Why Physical Keyboards are Still Relevant

Jul 22, 2010

With the DROID X sold out, Apple’s iPhone 4 continuing to capture headlines, and the touchscreen market booming, it’s quickly becoming clear that the virtual keyboard is here to stay. And whether consumers like it or not, they will need to live with it.

But what will become of the physical keyboard? Will it join the pantheon of past technology solutions that lacked the longevity so many other technologies have? Some might think so. After all, devices with physical keyboards are slowly leaving store shelves in favor of devices like Apple’s iPhone or the Motorola Droid X that ditch keys for a virtual keyboard.

But I don’t.

Try as we might to get rid of physical keyboards and talk up their supposed obsolescence, there is still a lot of value in traditional typing methods. For one, physical keyboards are far more accurate than their virtual counterparts. And for those of us that have spent years using physical keyboards, typing on a virtual keyboard actually slows us down.

But it goes beyond that. Virtual keyboards are sometimes more trouble than they’re worth. Yes, they’re really neat to show off to friends, but when they auto-correct the wrong word, it makes typing far less efficient than it should be.

There’s another major issue standing in the way of virtual keyboards: they don’t work in most business areas.

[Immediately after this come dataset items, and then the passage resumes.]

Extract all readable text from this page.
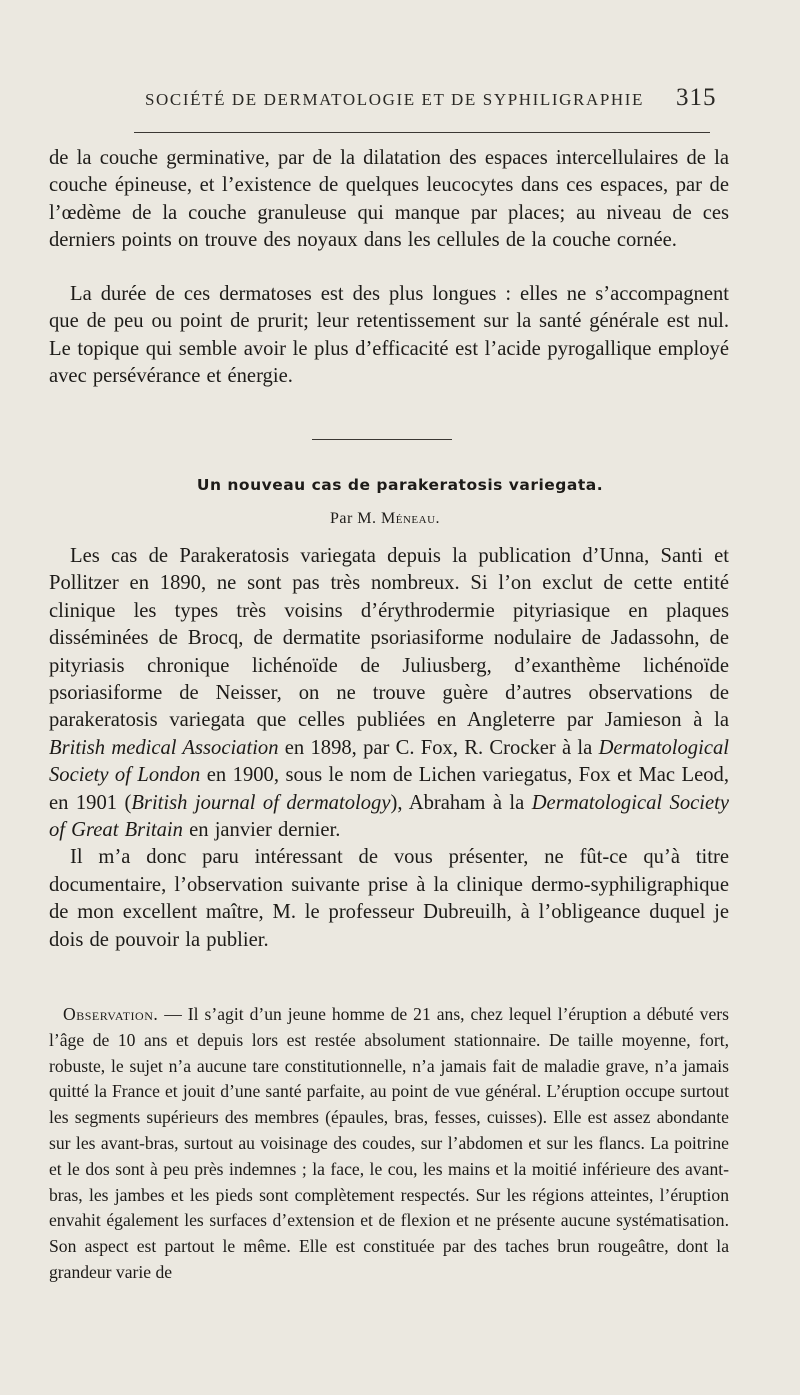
SOCIÉTÉ DE DERMATOLOGIE ET DE SYPHILIGRAPHIE 315

de la couche germinative, par de la dilatation des espaces intercellulaires de la couche épineuse, et l’existence de quelques leucocytes dans ces espaces, par de l’œdème de la couche granuleuse qui manque par places; au niveau de ces derniers points on trouve des noyaux dans les cellules de la couche cornée.

La durée de ces dermatoses est des plus longues : elles ne s’accompagnent que de peu ou point de prurit; leur retentissement sur la santé générale est nul. Le topique qui semble avoir le plus d’efficacité est l’acide pyrogallique employé avec persévérance et énergie.

Un nouveau cas de parakeratosis variegata.
Par M. Méneau.

Les cas de Parakeratosis variegata depuis la publication d’Unna, Santi et Pollitzer en 1890, ne sont pas très nombreux. Si l’on exclut de cette entité clinique les types très voisins d’érythrodermie pityriasique en plaques disséminées de Brocq, de dermatite psoriasiforme nodulaire de Jadassohn, de pityriasis chronique lichénoïde de Juliusberg, d’exanthème lichénoïde psoriasiforme de Neisser, on ne trouve guère d’autres observations de parakeratosis variegata que celles publiées en Angleterre par Jamieson à la British medical Association en 1898, par C. Fox, R. Crocker à la Dermatological Society of London en 1900, sous le nom de Lichen variegatus, Fox et Mac Leod, en 1901 (British journal of dermatology), Abraham à la Dermatological Society of Great Britain en janvier dernier.

Il m’a donc paru intéressant de vous présenter, ne fût-ce qu’à titre documentaire, l’observation suivante prise à la clinique dermo-syphiligraphique de mon excellent maître, M. le professeur Dubreuilh, à l’obligeance duquel je dois de pouvoir la publier.

Observation. — Il s’agit d’un jeune homme de 21 ans, chez lequel l’éruption a débuté vers l’âge de 10 ans et depuis lors est restée absolument stationnaire. De taille moyenne, fort, robuste, le sujet n’a aucune tare constitutionnelle, n’a jamais fait de maladie grave, n’a jamais quitté la France et jouit d’une santé parfaite, au point de vue général. L’éruption occupe surtout les segments supérieurs des membres (épaules, bras, fesses, cuisses). Elle est assez abondante sur les avant-bras, surtout au voisinage des coudes, sur l’abdomen et sur les flancs. La poitrine et le dos sont à peu près indemnes ; la face, le cou, les mains et la moitié inférieure des avant-bras, les jambes et les pieds sont complètement respectés. Sur les régions atteintes, l’éruption envahit également les surfaces d’extension et de flexion et ne présente aucune systématisation. Son aspect est partout le même. Elle est constituée par des taches brun rougeâtre, dont la grandeur varie de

Let’s not forget that the majority of sectors in the industry are not capable of accommodating virtual keyboards. As I write this, I’m using a Windows-based desktop that’s connected to a Bluetooth keyboard sitting on the desk in front a monitor. It might be “old school” to some younger tech users, but it’s the way in which millions of people around the globe are interacting with the digital world. Are they going to be expected to change all that when they know that doing so will make them less efficient? I just don’t see the average, novice tech user buying a 24-inch display, placing it on their laps, and typing out messages as with a virtual keyboard. It makes little sense.

The enterprise is another space where the prospect of virtual keyboards falls short. In the corporate world, productivity reigns supreme. Considering virtual keyboards typically make users far less productive than physical keyboards, companies will likely be hard-pressed to switch to a different input system just because Steve Jobs thinks it’s the better way. In the enterprise, profits mean everything. And virtual keyboards can hurt those profits.

So, before we put the last nail in the physical keyboard’s coffin, maybe it’s time to take a step back and realize that it’s with us for the long haul. With there eventually be a better way? Possibly. But for the next decade, I’d say physical keyboards will stick with us. They’re still too efficient, useful, and perhaps most importantly, accurate, to be replaced by a virtual counterpart.

It might be old school, but you know what? Old school works just fine for me.